Scanning electron microscopy (SEM)

Series of ADSCs grown on glass coverslips were fixed with 2% paraformaldehyde in 100 mM cacodylate buffer for 10 minutes followed by a stronger fixation with 2% paraformaldehyde + 2,5% glutaraldehyde + 2% tannic acid in 100 mM cacodylate buffer for 1 hour at 4 °C. Then, the samples were stored in 0,01% buffered glutaraldehyde until finally processed. For SEM analysis, cells were extensively washed with cacodylate buffer, post-fixed with 1% OsO4, washed again with buffer and dehydrated using graded ethanol series and acetone, completely dried (critical-point method) and metal-coated with gold/palladium alloy.

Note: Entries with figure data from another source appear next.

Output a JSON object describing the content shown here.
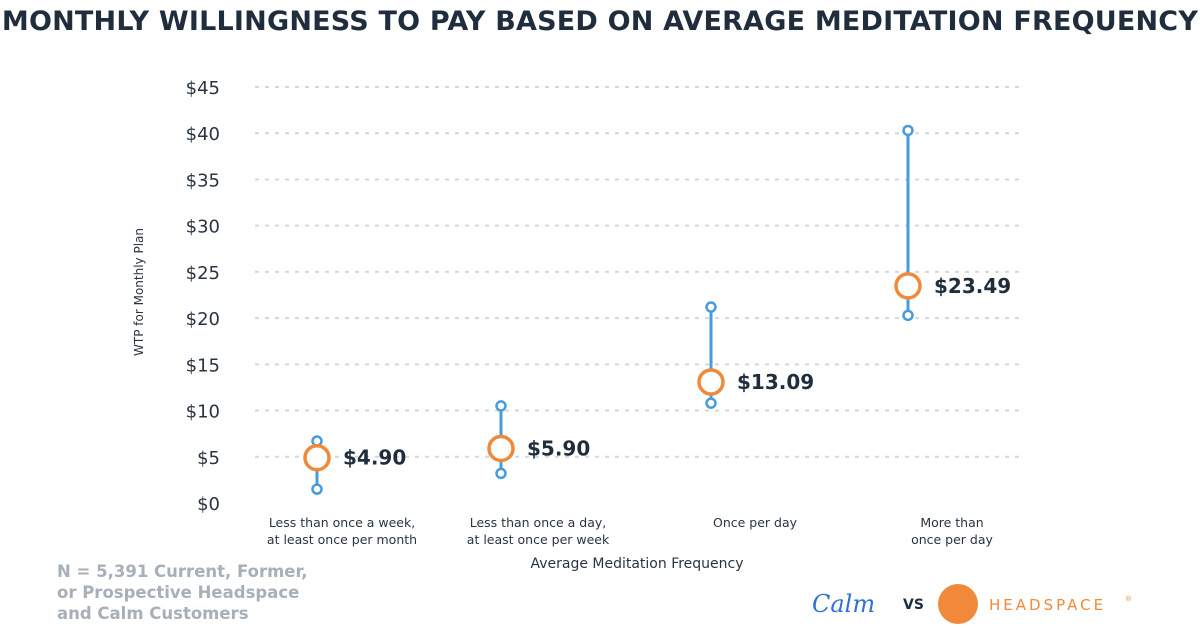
{
  "header": {
    "title": "MONTHLY WILLINGNESS TO PAY BASED ON AVERAGE MEDITATION FREQUENCY"
  },
  "colors": {
    "range_line": "#4a9bd9",
    "median_marker": "#f08a3a",
    "grid": "#d4d8dc",
    "title": "#1f2d3d",
    "note": "#a7afb8",
    "calm": "#2f6fd6"
  },
  "chart_data": {
    "type": "range-dot",
    "title": "MONTHLY WILLINGNESS TO PAY BASED ON AVERAGE MEDITATION FREQUENCY",
    "xlabel": "Average Meditation Frequency",
    "ylabel": "WTP for Monthly Plan",
    "ylim": [
      0,
      45
    ],
    "yticks": [
      {
        "value": 0,
        "label": "$0"
      },
      {
        "value": 5,
        "label": "$5"
      },
      {
        "value": 10,
        "label": "$10"
      },
      {
        "value": 15,
        "label": "$15"
      },
      {
        "value": 20,
        "label": "$20"
      },
      {
        "value": 25,
        "label": "$25"
      },
      {
        "value": 30,
        "label": "$30"
      },
      {
        "value": 35,
        "label": "$35"
      },
      {
        "value": 40,
        "label": "$40"
      },
      {
        "value": 45,
        "label": "$45"
      }
    ],
    "grid": true,
    "categories": [
      [
        "Less than once a week,",
        "at least once per month"
      ],
      [
        "Less than once a day,",
        "at least once per week"
      ],
      [
        "Once per day"
      ],
      [
        "More than",
        "once per day"
      ]
    ],
    "low": [
      1.5,
      3.2,
      10.8,
      20.3
    ],
    "high": [
      6.7,
      10.5,
      21.2,
      40.3
    ],
    "value": [
      4.9,
      5.9,
      13.09,
      23.49
    ],
    "value_labels": [
      "$4.90",
      "$5.90",
      "$13.09",
      "$23.49"
    ]
  },
  "footnote": {
    "lines": [
      "N = 5,391 Current, Former,",
      "or Prospective Headspace",
      "and Calm Customers"
    ]
  },
  "brands": {
    "calm": "Calm",
    "vs": "VS",
    "headspace": "HEADSPACE",
    "trademark": "®"
  }
}
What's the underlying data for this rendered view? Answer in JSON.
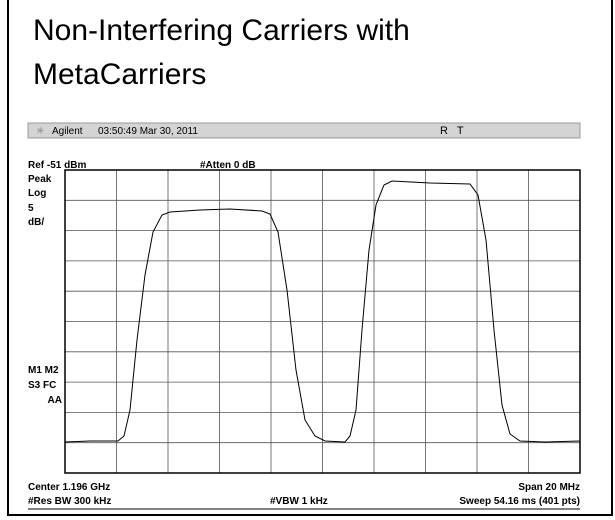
{
  "slide": {
    "title": "Non-Interfering Carriers with MetaCarriers"
  },
  "analyzer": {
    "brand": "Agilent",
    "timestamp": "03:50:49  Mar 30, 2011",
    "status": "R   T",
    "ref_level": "Ref -51 dBm",
    "attenuation": "#Atten 0 dB",
    "left_labels": [
      "Peak",
      "Log",
      "5",
      "dB/"
    ],
    "markers": [
      "M1 M2",
      "S3 FC",
      "AA"
    ],
    "center": "Center 1.196 GHz",
    "span": "Span 20 MHz",
    "rbw": "#Res BW 300 kHz",
    "vbw": "#VBW 1 kHz",
    "sweep": "Sweep 54.16 ms (401 pts)"
  }
}
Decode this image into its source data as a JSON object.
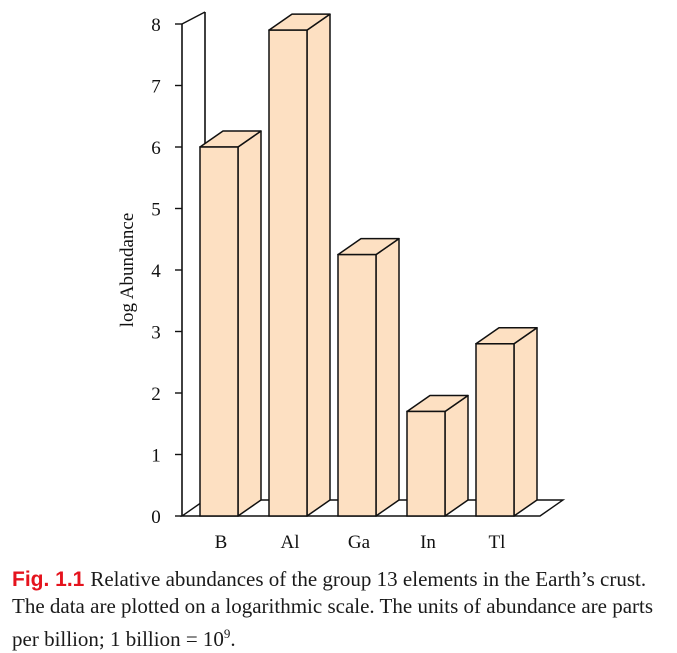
{
  "chart_data": {
    "type": "bar",
    "categories": [
      "B",
      "Al",
      "Ga",
      "In",
      "Tl"
    ],
    "values": [
      6.0,
      7.9,
      4.25,
      1.7,
      2.8
    ],
    "title": "",
    "xlabel": "",
    "ylabel": "log Abundance",
    "ylim": [
      0,
      8
    ],
    "yticks": [
      "0",
      "1",
      "2",
      "3",
      "4",
      "5",
      "6",
      "7",
      "8"
    ],
    "bar_color": "#fde0c2",
    "style": "3d",
    "grid": false
  },
  "caption": {
    "label": "Fig.  1.1",
    "text": "Relative abundances of the group 13 elements in the Earth’s crust. The data are plotted on a logarithmic scale. The units of abundance are parts per billion; 1 billion = 10",
    "exponent": "9",
    "end": "."
  }
}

Measurement of protrusions by AFM

To estimate the size of protruding bulges on the cell membranes, 10 × 10 µm fields on the surface of different ADSCs were randomly selected and scanned by AFM. Images were flattened by 9th grade polynomial fit subtraction on each scan line independently, using JPK Data Processing software. In this way, cell surface slopes not related to protrusions can be filtered in the analysis. Using Wasabi! software, cross-area above a fixed height threshold was measured on each image, in order to produce a value representing the amount of protrusions in that field.

Statistical analyses

Data were analyzed with the help of GraphPad Prism (v. 6.01). Non-parametric statistics were used. Cross-area measurements of each experiment were normalized by dividing them by the median of control groups due to the inter-experiment variability. Data were represented as Tukey’s box and whiskers plot. Data were compared by using Kruskal-Wallis one-way analysis of variance followed by Dunn’s multiple comparisons test. Differences were considered statistically significant when P ≤ 0.05.